Ce chronogramme devra aussi être utilisé pour "la remise en marche de l’administration et des services publics à travers tout le pays". Et Kofi Annan d’avertir que "partout où de besoin nous (l’ONU) interviendrons pour débloquer les situations conflictuelles". Son représentant spécial en Côte d’Ivoire le tiendra "informé" de l’évolution de la situation et, il en instruira le Conseil de sécurité. Kofi Annan terminera en appelant à la responsabilité de chaque leader ivoirien.

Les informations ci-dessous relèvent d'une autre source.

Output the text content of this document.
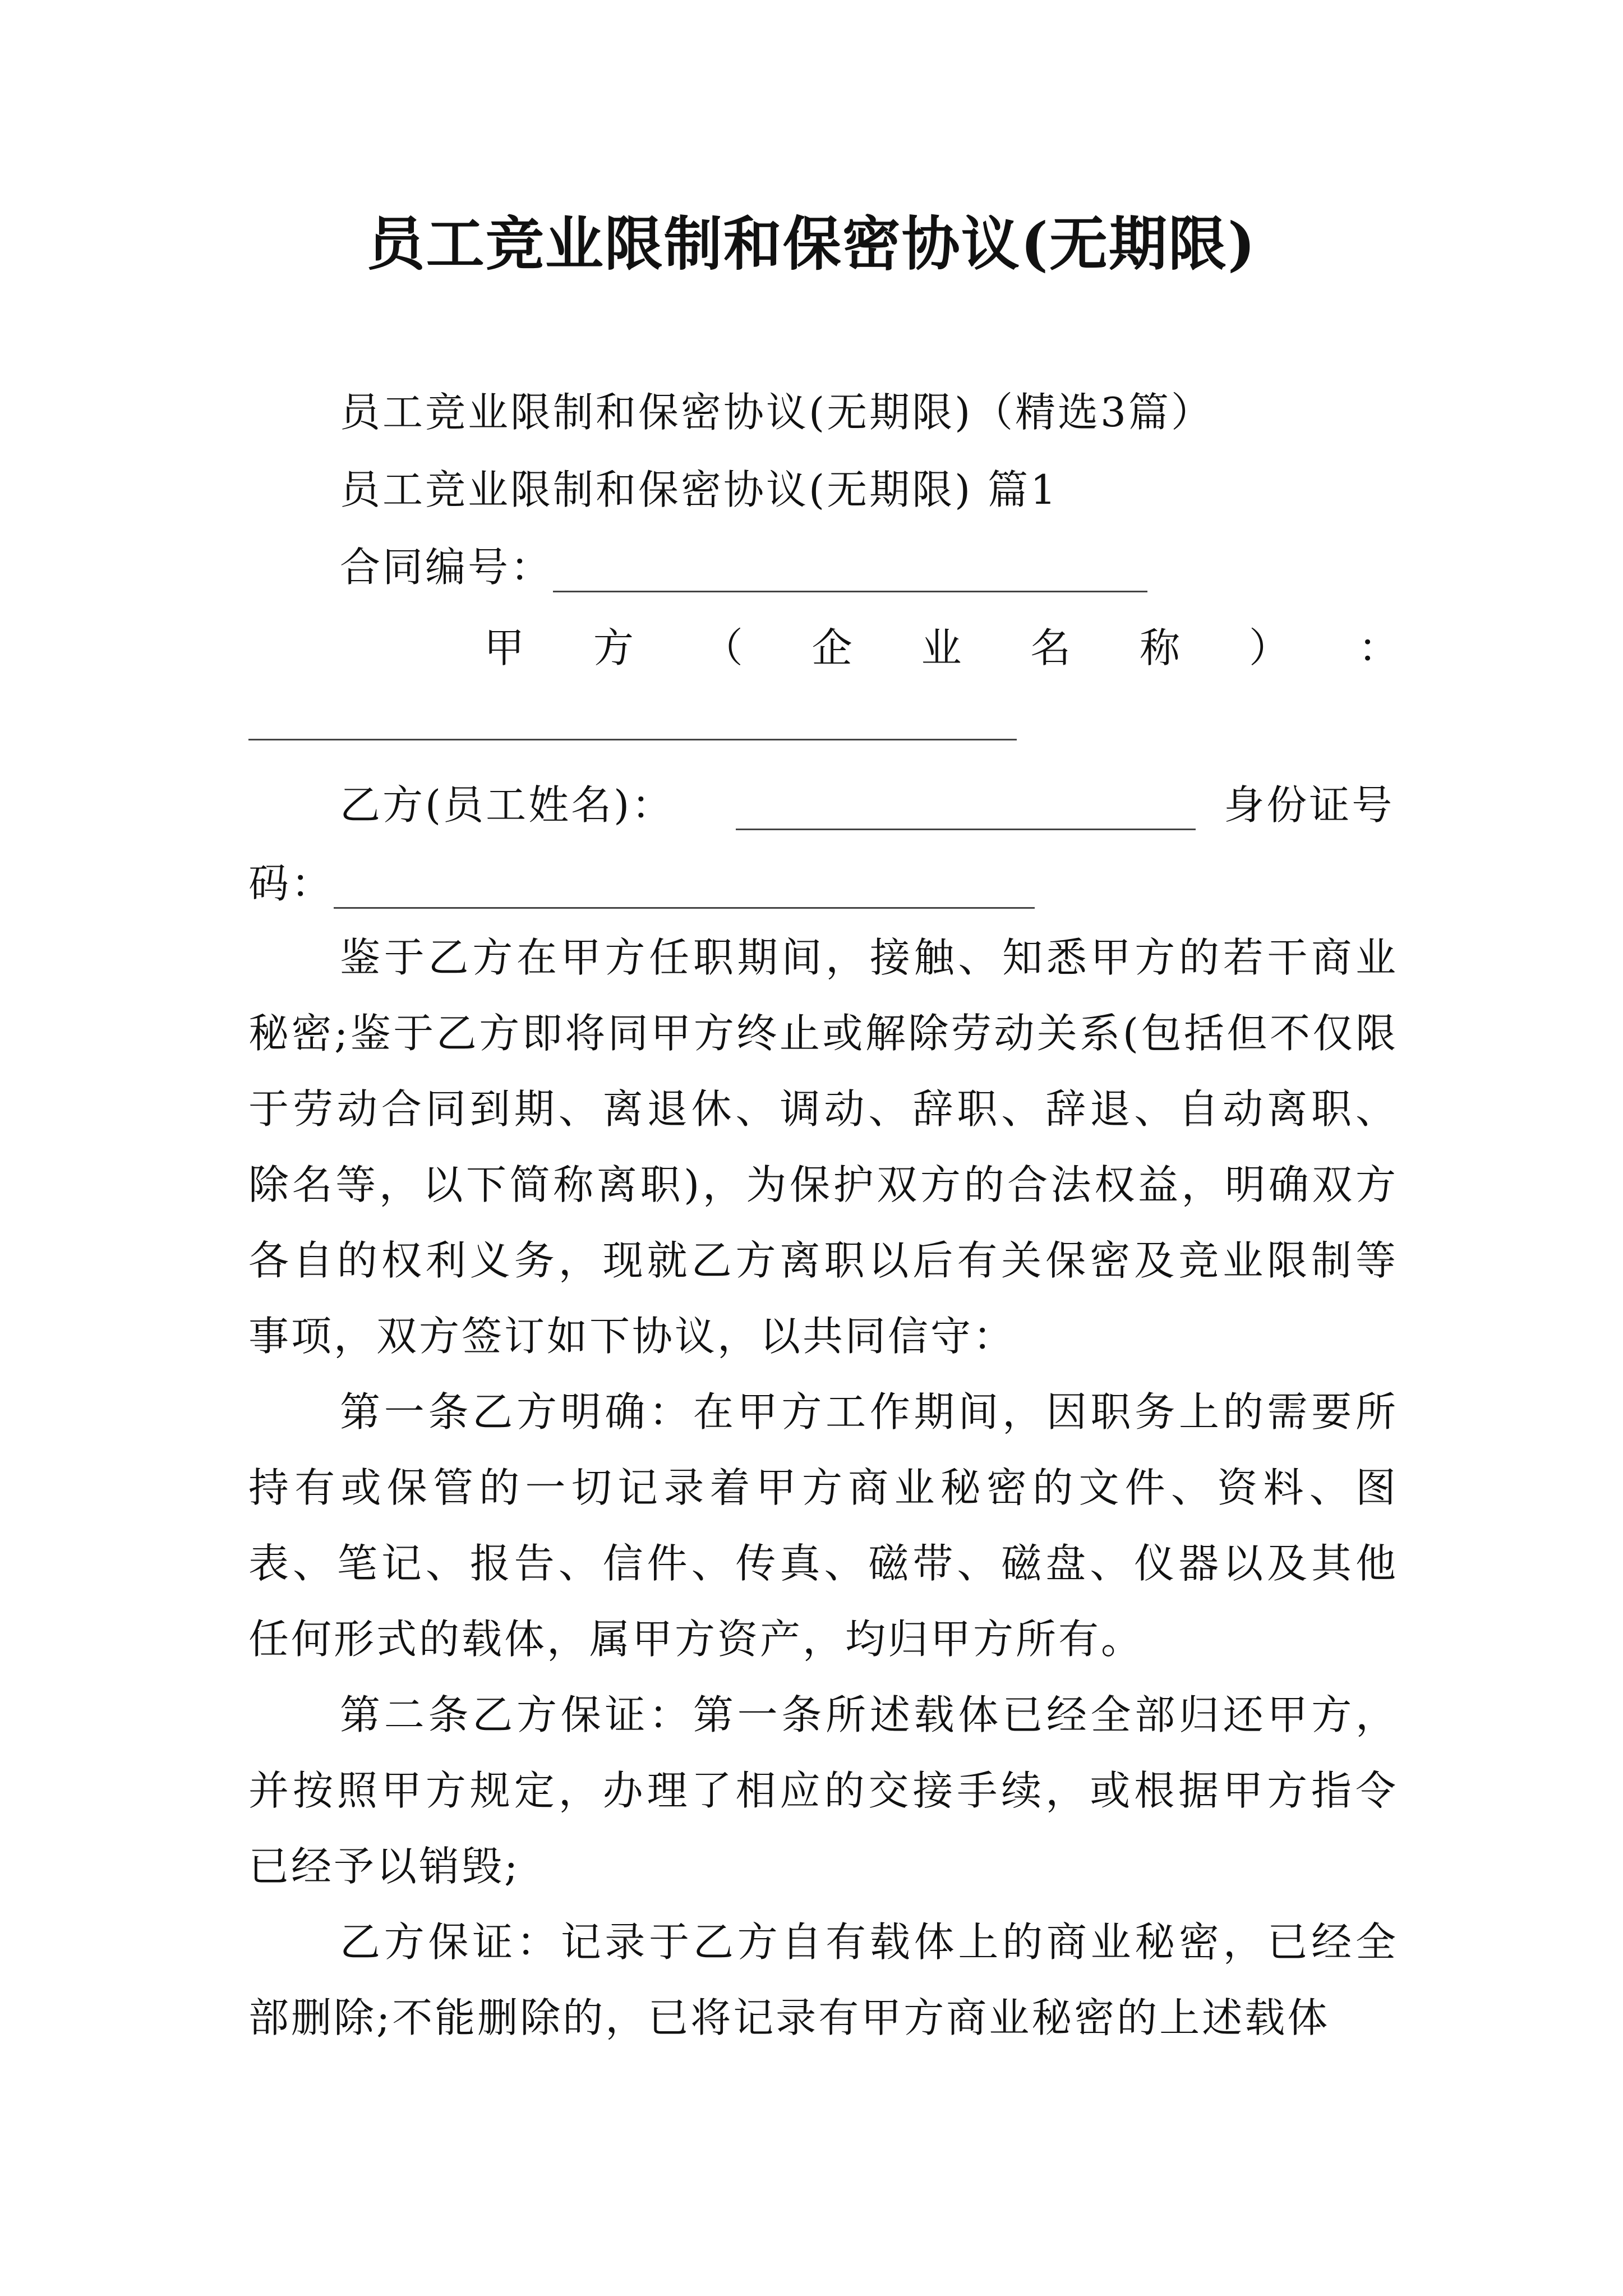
员工竞业限制和保密协议(无期限)
员工竞业限制和保密协议(无期限)（精选3篇）
员工竞业限制和保密协议(无期限) 篇1
合同编号：
甲 方 （ 企 业 名 称 ） ：
乙方(员工姓名)：	身份证号
码：
鉴于乙方在甲方任职期间，接触、知悉甲方的若干商业秘密;鉴于乙方即将同甲方终止或解除劳动关系(包括但不仅限于劳动合同到期、离退休、调动、辞职、辞退、自动离职、除名等，以下简称离职)，为保护双方的合法权益，明确双方各自的权利义务，现就乙方离职以后有关保密及竞业限制等事项，双方签订如下协议，以共同信守：
第一条乙方明确：在甲方工作期间，因职务上的需要所持有或保管的一切记录着甲方商业秘密的文件、资料、图表、笔记、报告、信件、传真、磁带、磁盘、仪器以及其他任何形式的载体，属甲方资产，均归甲方所有。
第二条乙方保证：第一条所述载体已经全部归还甲方，并按照甲方规定，办理了相应的交接手续，或根据甲方指令已经予以销毁;
乙方保证：记录于乙方自有载体上的商业秘密，已经全部删除;不能删除的，已将记录有甲方商业秘密的上述载体
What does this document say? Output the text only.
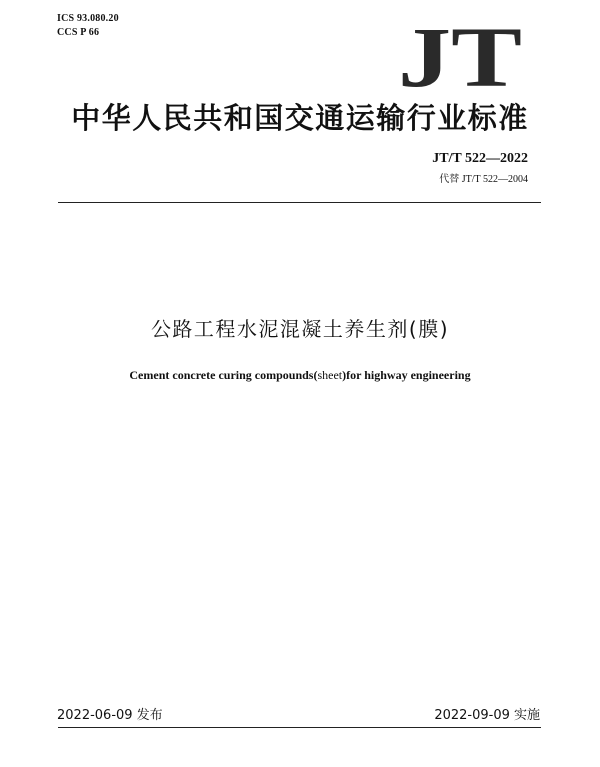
ICS 93.080.20
CCS P 66	JT
中华人民共和国交通运输行业标准
JT/T 522—2022
代替 JT/T 522—2004
公路工程水泥混凝土养生剂(膜)
Cement concrete curing compounds(sheet)for highway engineering
2022-06-09 发布	2022-09-09 实施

"Au final, le peuple ivoirien et la communauté internationale vous jugeront à l’aune de vos actions". Dès lors, le compromis politique ne pouvait qu’être obtenu, même si les discussions auront été âpres et l’atmosphère quelque peu polluée par la présence bruyante d’une poignée de "jeunes patriotes" tout le long des travaux.

Une présence qui doit renforcer la vigilance de tous les hommes de paix qui ont permis après Accra III, au peuple ivoirien de rêver à nouveau à des lendemains meilleurs.

Boubakar Sy
(Envoyé spécial à Acca)


Esprit es-tu là ?

Aussitôt les grandes conclusions du Sommet d’Accra III connues que des voix discordantes s’élèvent pour troubler le "chant de la paix" entonné par les leaders politiques ivoiriens à Accra. Certains milieux des Forces armées nationales de Côte d’Ivoire (FANCI) ont en effet déclaré qu’ils ne se sentaient pas "concernés" par la restructuration de l’armée telle que prévue par les Accords d’Accra III. Quand on sait, par ailleurs, qu’au cours du Sommet, les discussions auront été âpres entre les tenants de l’article 35 "nouveau" et ceux de la mouture ancienne (principalement le camp présidentiel), on peut se demander si les protagonistes de la scène politique ivoirienne qui ont les mêmes rêves, dorment sur le même lit.

En effet, l’article 35 aura contribué grandement à la fracture sociale et politique en Côte d’Ivoire, si tant est qu’il "ostracisait" Alassane Dramane Ouattara, dans lequel beaucoup d’Ivoiriens se reconnaissent. Avec les "femmes" du président Gbagbo qui ont clamé tout au long du Sommet que "Gbagbo est Ivoirien et ADO étranger", on s’aperçoit que "l’esprit ivoiritaire" règne toujours en maître à certains niveaux. Si le chef a été contraint de négocier la "capitulation" (au prix peut-être d’une amnistie générale pour tous les crimes commis), certains de ses oailles refusent toujours de partager le pouvoir. "Les autres ont bouffé pendant 40 ans. Maintenant que c’est notre tour de bouffer, ils nous em..." Voilà la philosophie de ces personnes souvent bien sous tous les rapports (suivez notre regard) et qui constituent le principal danger pour un avenir apaisé de la Côte d’Ivoire.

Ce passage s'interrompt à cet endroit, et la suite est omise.